Big boys ride the bus
He trundled to the bus stop less than a football field’s length from our back door, waddling slightly from the balk of a backpack a tad to big for him. He clutched a sheath of yellow papers in his hand – the documents he needed to give the driver to prove that it’s OK with his mom for him to ride.
Except it’s so not OK with his mom.
There’s nothing particularly intimidating about a school bus. Sure, they’re a little bigger than your average sedan, but when you used to spend an hour and a half a day on one during high school you get over being impressed pretty quickly.
But then you have kids, and one by one they begin to clamor to ride it. That used to crack me up considering that I spent my entire senior year trying to gin up excuses to not ride the bus.
With Big Guy, I was able to stall him a year because we lived too close to the school for bus service when he was in kindergarten. I stalled him for nearly a month last year by claiming that I hadn’t had time to finish his sheath of yellow papers. When I could put him off no longer – and when Boots threw a Death Tantrum as we went to pick up his brother – I finally “found time” to fill out the paperwork.
Seeing his brother’s pure bliss at escaping the maternal clutches, Boots was determined to ride the bus from the start this year. “No,” I said. “I’m going to take you the first day. After that, you can ride the bus.”

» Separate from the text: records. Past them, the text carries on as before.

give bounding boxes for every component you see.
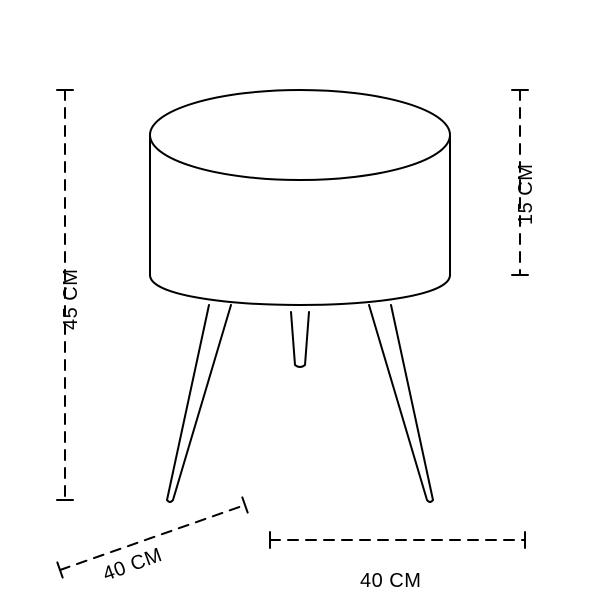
label-seat-height: 15 CM (515, 164, 538, 225)
dimension-diagram: 45 CM 15 CM 40 CM 40 CM (0, 0, 600, 600)
label-height-total: 45 CM (60, 269, 83, 330)
diagram-svg (0, 0, 600, 600)
label-width-front: 40 CM (360, 570, 421, 593)
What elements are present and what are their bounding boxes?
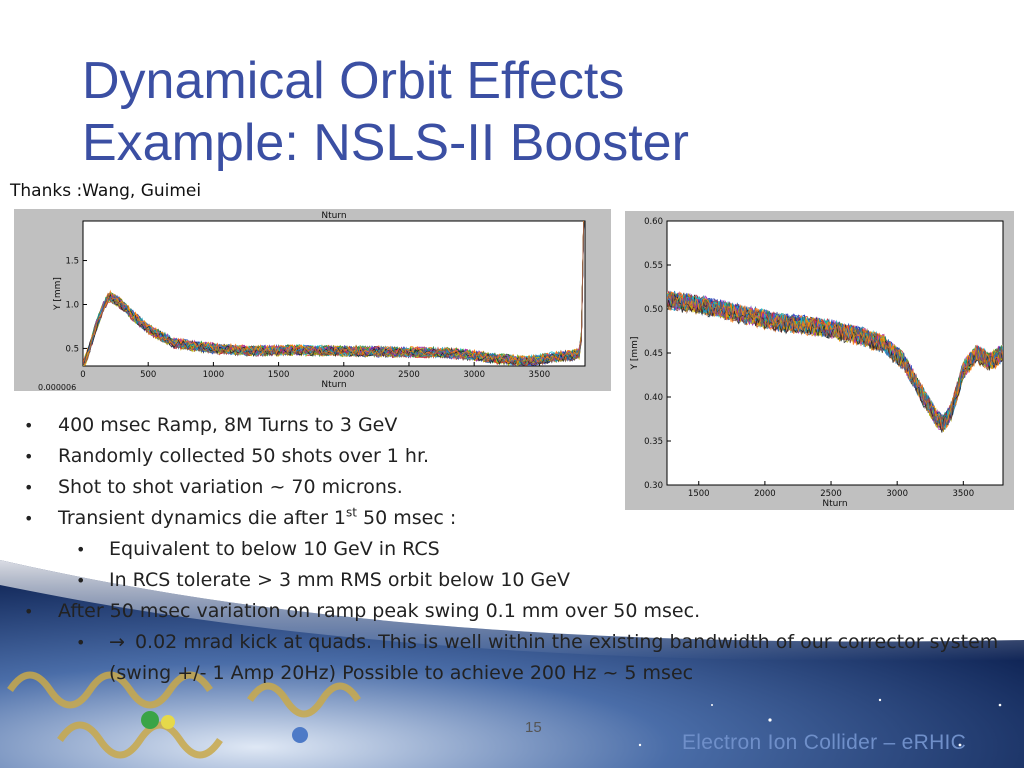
bullet-glyph: •	[24, 509, 34, 528]
title-line-2: Example: NSLS-II Booster	[82, 114, 689, 172]
y-tick-label: 0.30	[644, 481, 663, 491]
x-tick-label: 3500	[952, 489, 974, 499]
x-tick-label: 3000	[463, 370, 485, 380]
bullet-text-sup: st	[346, 505, 357, 520]
acknowledgement: Thanks :Wang, Guimei	[10, 181, 202, 201]
top-axis-label: Nturn	[321, 211, 346, 221]
bullet-glyph: •	[24, 416, 34, 435]
bullet-text: After 50 msec variation on ramp peak swi…	[58, 600, 701, 622]
x-tick-label: 2000	[333, 370, 355, 380]
bullet-glyph: •	[24, 478, 34, 497]
bullet-text: Randomly collected 50 shots over 1 hr.	[58, 445, 430, 467]
corner-label: 0.000006	[38, 383, 76, 391]
bullet-text: 400 msec Ramp, 8M Turns to 3 GeV	[58, 414, 398, 436]
y-tick-label: 1.0	[65, 300, 79, 310]
orbit-plot-zoomed: 1500 2000 2500 3000 3500 0.30 0.35 0.40 0.45 0.50…	[625, 211, 1014, 510]
bullet-text-pre: Transient dynamics die after 1	[58, 507, 347, 529]
x-tick-label: 3000	[886, 489, 908, 499]
y-tick-label: 0.45	[644, 349, 663, 359]
footer-brand: Electron Ion Collider – eRHIC	[682, 731, 967, 754]
x-tick-label: 500	[140, 370, 156, 380]
bullet-list: • 400 msec Ramp, 8M Turns to 3 GeV • Ran…	[0, 410, 1010, 689]
y-tick-label: 0.60	[644, 217, 663, 227]
bullet-glyph: •	[76, 571, 86, 590]
y-tick-label: 0.55	[644, 261, 663, 271]
plot-area	[666, 220, 1004, 486]
bullet-item: • 400 msec Ramp, 8M Turns to 3 GeV	[0, 410, 1010, 441]
sub-bullet-item: • Equivalent to below 10 GeV in RCS	[0, 534, 1010, 565]
bullet-text: Shot to shot variation ~ 70 microns.	[58, 476, 403, 498]
bullet-text: 0.02 mrad kick at quads. This is well wi…	[109, 631, 999, 684]
orbit-plot-full-ramp: 0 500 1000 1500 2000 2500 3000 3500 0.5 1.0 1.5 Ntu…	[14, 209, 611, 391]
x-axis-label: Nturn	[822, 499, 847, 509]
bullet-glyph: •	[24, 447, 34, 466]
slide-title: Dynamical Orbit Effects Example: NSLS-II…	[82, 50, 689, 174]
bullet-text: In RCS tolerate > 3 mm RMS orbit below 1…	[109, 569, 570, 591]
y-tick-label: 1.5	[65, 257, 79, 267]
sub-bullet-item: • → 0.02 mrad kick at quads. This is wel…	[0, 627, 1010, 689]
plot-area	[82, 220, 586, 367]
page-number: 15	[525, 719, 542, 736]
x-tick-label: 1500	[268, 370, 290, 380]
x-axis-label: Nturn	[321, 380, 346, 390]
bullet-item: • After 50 msec variation on ramp peak s…	[0, 596, 1010, 627]
bullet-glyph: •	[24, 602, 34, 621]
y-tick-label: 0.40	[644, 393, 663, 403]
sub-bullet-item: • In RCS tolerate > 3 mm RMS orbit below…	[0, 565, 1010, 596]
bullet-item: • Transient dynamics die after 1st 50 ms…	[0, 503, 1010, 534]
series-line	[83, 222, 585, 366]
series-line	[667, 291, 1003, 432]
bullet-text-post: 50 msec :	[356, 507, 457, 529]
bullet-item: • Randomly collected 50 shots over 1 hr.	[0, 441, 1010, 472]
y-axis-label: Y [mm]	[630, 337, 640, 371]
bullet-glyph: •	[76, 633, 86, 652]
y-axis-label: Y [mm]	[53, 277, 63, 311]
title-line-1: Dynamical Orbit Effects	[82, 52, 625, 110]
y-tick-label: 0.35	[644, 437, 663, 447]
bullet-text: Equivalent to below 10 GeV in RCS	[109, 538, 440, 560]
x-tick-label: 1000	[203, 370, 225, 380]
x-tick-label: 2000	[754, 489, 776, 499]
y-tick-label: 0.5	[65, 344, 79, 354]
series-line	[667, 291, 1003, 431]
y-tick-label: 0.50	[644, 305, 663, 315]
series-line	[83, 221, 584, 366]
x-tick-label: 3500	[529, 370, 551, 380]
x-tick-label: 1500	[688, 489, 710, 499]
x-tick-label: 2500	[398, 370, 420, 380]
x-tick-label: 2500	[820, 489, 842, 499]
bullet-item: • Shot to shot variation ~ 70 microns.	[0, 472, 1010, 503]
arrow-icon: →	[109, 631, 125, 653]
bullet-glyph: •	[76, 540, 86, 559]
series-group	[83, 221, 585, 366]
series-group	[667, 290, 1003, 433]
x-tick-label: 0	[80, 370, 85, 380]
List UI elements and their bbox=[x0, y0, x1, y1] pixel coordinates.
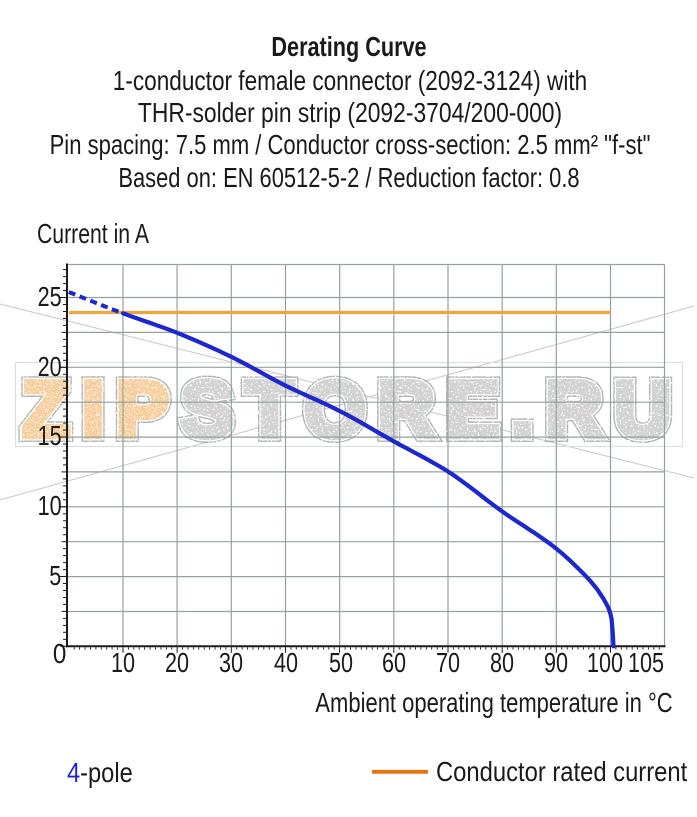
svg-text:ZIPSTORE.RU: ZIPSTORE.RU bbox=[22, 365, 684, 453]
svg-text:ZIPSTORE.RU: ZIPSTORE.RU bbox=[22, 365, 684, 453]
svg-text:ZIPSTORE.RU: ZIPSTORE.RU bbox=[22, 365, 684, 453]
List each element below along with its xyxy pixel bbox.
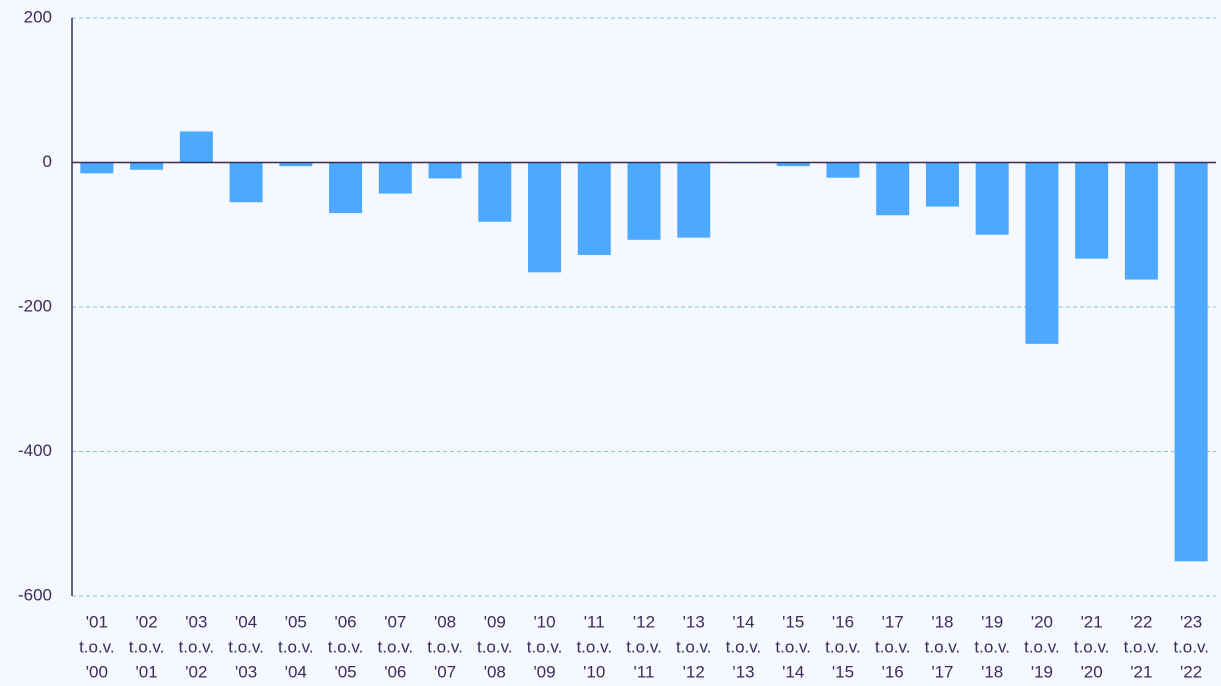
bar: [378, 162, 412, 194]
x-tick-label: '04: [285, 662, 307, 681]
x-tick-label: t.o.v.: [1074, 637, 1110, 656]
y-tick-label: -600: [18, 585, 52, 604]
bar: [677, 162, 711, 238]
bar: [1174, 162, 1208, 562]
x-tick-label: t.o.v.: [427, 637, 463, 656]
x-tick-label: '00: [86, 662, 108, 681]
x-tick-label: '13: [732, 662, 754, 681]
x-tick-label: '13: [683, 612, 705, 631]
x-tick-label: '08: [484, 662, 506, 681]
x-tick-label: '17: [882, 612, 904, 631]
x-tick-label: '12: [683, 662, 705, 681]
x-tick-label: t.o.v.: [328, 637, 364, 656]
bar: [80, 162, 114, 174]
bar: [329, 162, 363, 214]
x-tick-label: t.o.v.: [925, 637, 961, 656]
x-tick-label: t.o.v.: [378, 637, 414, 656]
x-tick-label: '21: [1081, 612, 1103, 631]
x-tick-label: '18: [981, 662, 1003, 681]
bar: [826, 162, 860, 178]
x-tick-label: t.o.v.: [527, 637, 563, 656]
x-tick-label: '20: [1081, 662, 1103, 681]
x-tick-label: '04: [235, 612, 257, 631]
x-tick-label: '01: [136, 662, 158, 681]
bar: [478, 162, 512, 222]
y-tick-label: 200: [24, 7, 52, 26]
bar: [279, 162, 313, 167]
bar: [428, 162, 462, 179]
x-tick-label: '09: [533, 662, 555, 681]
x-tick-label: '05: [334, 662, 356, 681]
bar: [1025, 162, 1059, 344]
x-tick-label: '14: [782, 662, 804, 681]
x-tick-label: '06: [384, 662, 406, 681]
x-tick-label: '14: [732, 612, 754, 631]
x-tick-label: '05: [285, 612, 307, 631]
x-tick-label: '12: [633, 612, 655, 631]
bar: [776, 162, 810, 167]
x-tick-label: '16: [832, 612, 854, 631]
x-tick-label: t.o.v.: [726, 637, 762, 656]
bar: [627, 162, 661, 240]
x-tick-label: '18: [931, 612, 953, 631]
x-tick-label: '16: [882, 662, 904, 681]
x-tick-label: t.o.v.: [1024, 637, 1060, 656]
x-tick-label: '20: [1031, 612, 1053, 631]
x-tick-label: t.o.v.: [79, 637, 115, 656]
x-tick-label: '09: [484, 612, 506, 631]
bar: [876, 162, 910, 216]
bar: [1124, 162, 1158, 280]
x-tick-label: '17: [931, 662, 953, 681]
bar: [577, 162, 611, 255]
bar: [528, 162, 562, 273]
x-tick-label: t.o.v.: [477, 637, 513, 656]
x-tick-label: '03: [235, 662, 257, 681]
x-tick-label: '15: [832, 662, 854, 681]
x-tick-label: t.o.v.: [1124, 637, 1160, 656]
x-tick-label: '08: [434, 612, 456, 631]
y-tick-label: -400: [18, 441, 52, 460]
x-tick-label: t.o.v.: [974, 637, 1010, 656]
x-tick-label: '19: [1031, 662, 1053, 681]
x-tick-label: '22: [1130, 612, 1152, 631]
x-tick-label: t.o.v.: [875, 637, 911, 656]
bar: [229, 162, 263, 203]
bar: [130, 162, 164, 170]
x-tick-label: '07: [384, 612, 406, 631]
x-tick-label: t.o.v.: [228, 637, 264, 656]
bar: [975, 162, 1009, 235]
x-tick-label: t.o.v.: [278, 637, 314, 656]
x-tick-label: t.o.v.: [676, 637, 712, 656]
x-tick-label: t.o.v.: [626, 637, 662, 656]
y-tick-label: 0: [43, 152, 52, 171]
x-tick-label: t.o.v.: [775, 637, 811, 656]
x-tick-label: '01: [86, 612, 108, 631]
x-tick-label: t.o.v.: [129, 637, 165, 656]
x-tick-label: '19: [981, 612, 1003, 631]
y-tick-label: -200: [18, 296, 52, 315]
x-tick-label: '03: [185, 612, 207, 631]
x-tick-label: t.o.v.: [825, 637, 861, 656]
x-tick-label: t.o.v.: [576, 637, 612, 656]
x-tick-label: '02: [185, 662, 207, 681]
bar: [925, 162, 959, 207]
x-tick-label: '11: [584, 612, 605, 631]
x-tick-label: '02: [136, 612, 158, 631]
x-tick-label: '06: [334, 612, 356, 631]
x-tick-label: '15: [782, 612, 804, 631]
x-tick-label: '23: [1180, 612, 1202, 631]
bar: [1075, 162, 1109, 259]
x-tick-label: t.o.v.: [1173, 637, 1209, 656]
x-tick-label: '22: [1180, 662, 1202, 681]
x-tick-label: '10: [583, 662, 605, 681]
bar: [179, 131, 213, 163]
x-tick-label: '21: [1130, 662, 1152, 681]
x-tick-label: '07: [434, 662, 456, 681]
x-tick-label: '10: [533, 612, 555, 631]
x-tick-label: t.o.v.: [179, 637, 215, 656]
x-tick-label: '11: [634, 662, 655, 681]
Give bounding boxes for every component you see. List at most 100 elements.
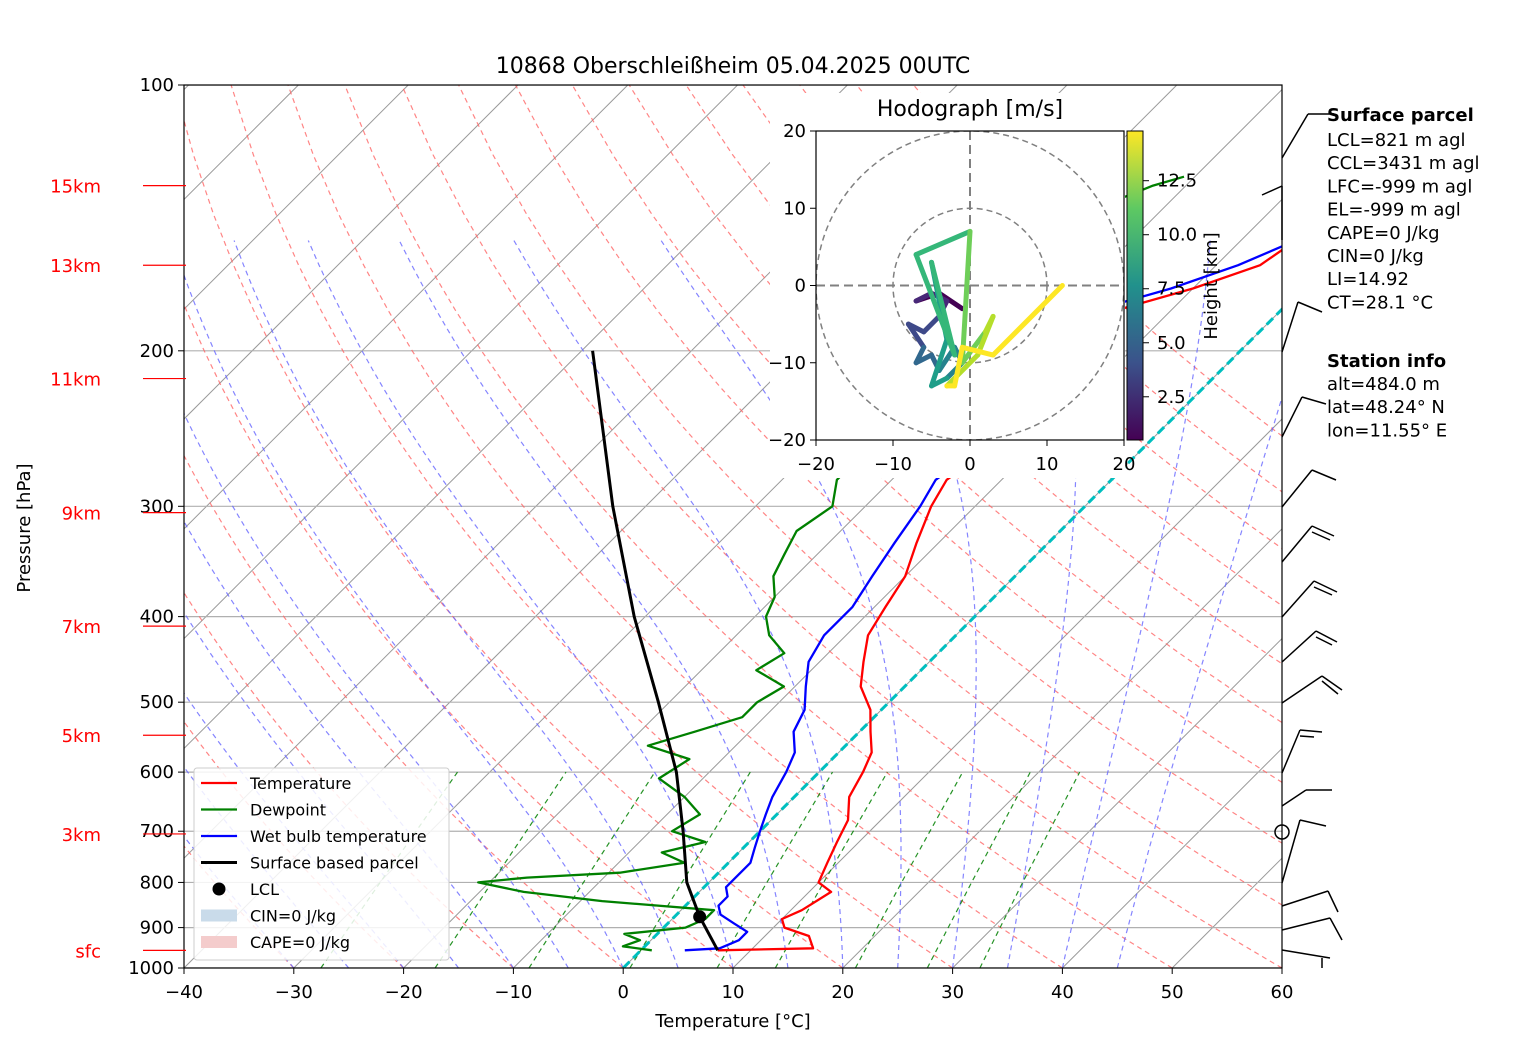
x-tick-label: −20 [385, 982, 423, 1003]
hodograph-x-tick-label: −10 [874, 454, 912, 475]
hodograph-segment [929, 337, 950, 389]
hodograph-segment [952, 344, 965, 389]
x-tick-label: 10 [722, 982, 745, 1003]
hodograph-segment [905, 321, 927, 350]
surface-parcel-line: CT=28.1 °C [1327, 292, 1433, 313]
mixing-ratio-line [434, 771, 567, 968]
wind-barb [1299, 819, 1327, 827]
dry-adiabat [458, 85, 1282, 906]
hodograph: Hodograph [m/s] −20 −20 −10 −10 0 0 10 10 20 20 2… [768, 93, 1222, 478]
legend-box [193, 767, 450, 961]
legend-swatch [212, 882, 226, 896]
isotherm [184, 85, 519, 420]
mixing-ratio-line [774, 771, 888, 968]
mixing-ratio-line [629, 771, 751, 968]
dry-adiabat [514, 85, 1282, 844]
colorbar-tick-label: 2.5 [1157, 387, 1186, 408]
x-tick-label: 40 [1051, 982, 1074, 1003]
y-tick-label: 1000 [128, 958, 174, 979]
x-axis-label: Temperature [°C] [654, 1011, 810, 1032]
wind-barb [1297, 301, 1323, 313]
isotherm [842, 528, 1282, 968]
hodograph-segment [913, 352, 934, 366]
y-tick-label: 100 [140, 75, 174, 96]
hodograph-x-tick-label: 20 [1113, 454, 1136, 475]
wind-barb [1321, 680, 1339, 695]
hodograph-y-tick-label: −20 [768, 430, 806, 451]
wind-barb [1281, 525, 1313, 563]
isotherm [1062, 747, 1282, 968]
colorbar-tick-label: 7.5 [1157, 279, 1186, 300]
x-tick-label: −40 [165, 982, 203, 1003]
y-tick-label: 300 [140, 496, 174, 517]
legend-swatch [201, 936, 237, 948]
isotherm [513, 198, 1282, 968]
y-tick-label: 600 [140, 762, 174, 783]
hodograph-y-tick-label: −10 [768, 353, 806, 374]
colorbar [1126, 130, 1144, 441]
surface-parcel-line: LFC=-999 m agl [1327, 176, 1472, 197]
colorbar-tick-label: 5.0 [1157, 333, 1186, 354]
wind-barb [1313, 586, 1333, 596]
hodograph-segment [990, 283, 1065, 358]
colorbar-tick-label: 12.5 [1157, 171, 1197, 192]
wind-barb [1311, 531, 1331, 541]
wind-barb [1315, 630, 1338, 643]
calm-wind-marker [1274, 824, 1290, 840]
y-tick-label: 400 [140, 607, 174, 628]
wind-barb [1299, 729, 1323, 733]
wind-barb [1301, 396, 1327, 405]
wind-barb [1281, 469, 1313, 508]
dry-adiabat [184, 454, 624, 968]
x-tick-label: 60 [1271, 982, 1294, 1003]
wind-barb [1281, 819, 1301, 884]
wind-barb [1315, 636, 1333, 646]
moist-adiabat [184, 273, 624, 968]
station-info-line: alt=484.0 m [1327, 374, 1440, 395]
mixing-ratio-line [528, 771, 656, 968]
legend-label: LCL [250, 880, 279, 899]
height-label: 11km [50, 370, 101, 391]
wind-barb [1299, 735, 1315, 738]
dry-adiabat [344, 85, 1173, 968]
colorbar-label: Height [km] [1201, 232, 1222, 339]
moist-adiabat [184, 520, 514, 968]
colorbar-tick-label: 10.0 [1157, 225, 1197, 246]
moist-adiabat [1061, 240, 1211, 968]
x-tick-label: −30 [275, 982, 313, 1003]
isotherm [952, 637, 1282, 968]
hodograph-x-tick-label: 10 [1036, 454, 1059, 475]
x-tick-label: 0 [617, 982, 628, 1003]
y-axis-label: Pressure [hPa] [14, 463, 35, 592]
y-tick-label: 800 [140, 872, 174, 893]
legend-label: Temperature [249, 774, 351, 793]
surface-parcel-line: CAPE=0 J/kg [1327, 223, 1440, 244]
x-tick-label: 50 [1161, 982, 1184, 1003]
wet-bulb-line [684, 245, 1282, 952]
isotherm [732, 418, 1282, 968]
surface-parcel-line [591, 350, 720, 952]
wind-barb [1281, 113, 1309, 159]
hodograph-x-tick-label: −20 [797, 454, 835, 475]
moist-adiabat [184, 412, 569, 968]
surface-parcel-line: LCL=821 m agl [1327, 130, 1466, 151]
wind-barb [1313, 580, 1338, 593]
wind-barb [1281, 301, 1299, 353]
wind-barb [1281, 580, 1315, 618]
moist-adiabat [513, 240, 844, 968]
mixing-ratio-line [716, 771, 834, 968]
wind-barb [1311, 469, 1337, 481]
height-label: 13km [50, 256, 101, 277]
mixing-ratio-line [979, 771, 1081, 968]
legend-label: CIN=0 J/kg [250, 907, 336, 926]
chart-title: 10868 Oberschleißheim 05.04.2025 00UTC [496, 54, 971, 79]
wind-barb [1281, 890, 1329, 907]
height-label: sfc [75, 941, 101, 962]
isotherm [184, 85, 738, 640]
moist-adiabat [660, 240, 902, 968]
surface-parcel-line: LI=14.92 [1327, 269, 1409, 290]
wind-barb [1321, 675, 1343, 691]
skewt-plot-area: −40 −30 −20 −10 0 10 20 30 40 50 60 10020030040050… [14, 75, 1294, 1032]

Perhaps remembering the way I shuffled Big Guy’s paperwork for weeks last year, he insisted on a solemn vow. “Do you promise? Do you really promise that I’ll get to ride Friday?”
“Yes, I promise,” I sighed.
“I”m a big boy, and big boys ride the bus.”
“OK, I promise,” I said.
Except I didn’t want to. He’s so tiny and the bus is so big. But it’s not that I had fears for his safety, and even if I missed meeting the bus he couldn’t possibly get lost on the 100 yards between the stop and our back door.
Rather, I instead feared the milestone.
I’ve always taken Boots to school, and last year it was one of our special times, just his and mine. We’d talk about his day, I’d chat with his teachers, I’d see his friends. Letting my tiny boy, my last baby, climb on that big yellow bus meant I’d lose all of that.
From Boots’ perspective, though, it was time for me to let go.
As I watched him shuffle across the sand toward the stop, I was glad I did. In his eyes, he was doing something huge and he was doing it on his own. I was just as proud as I was melancholy.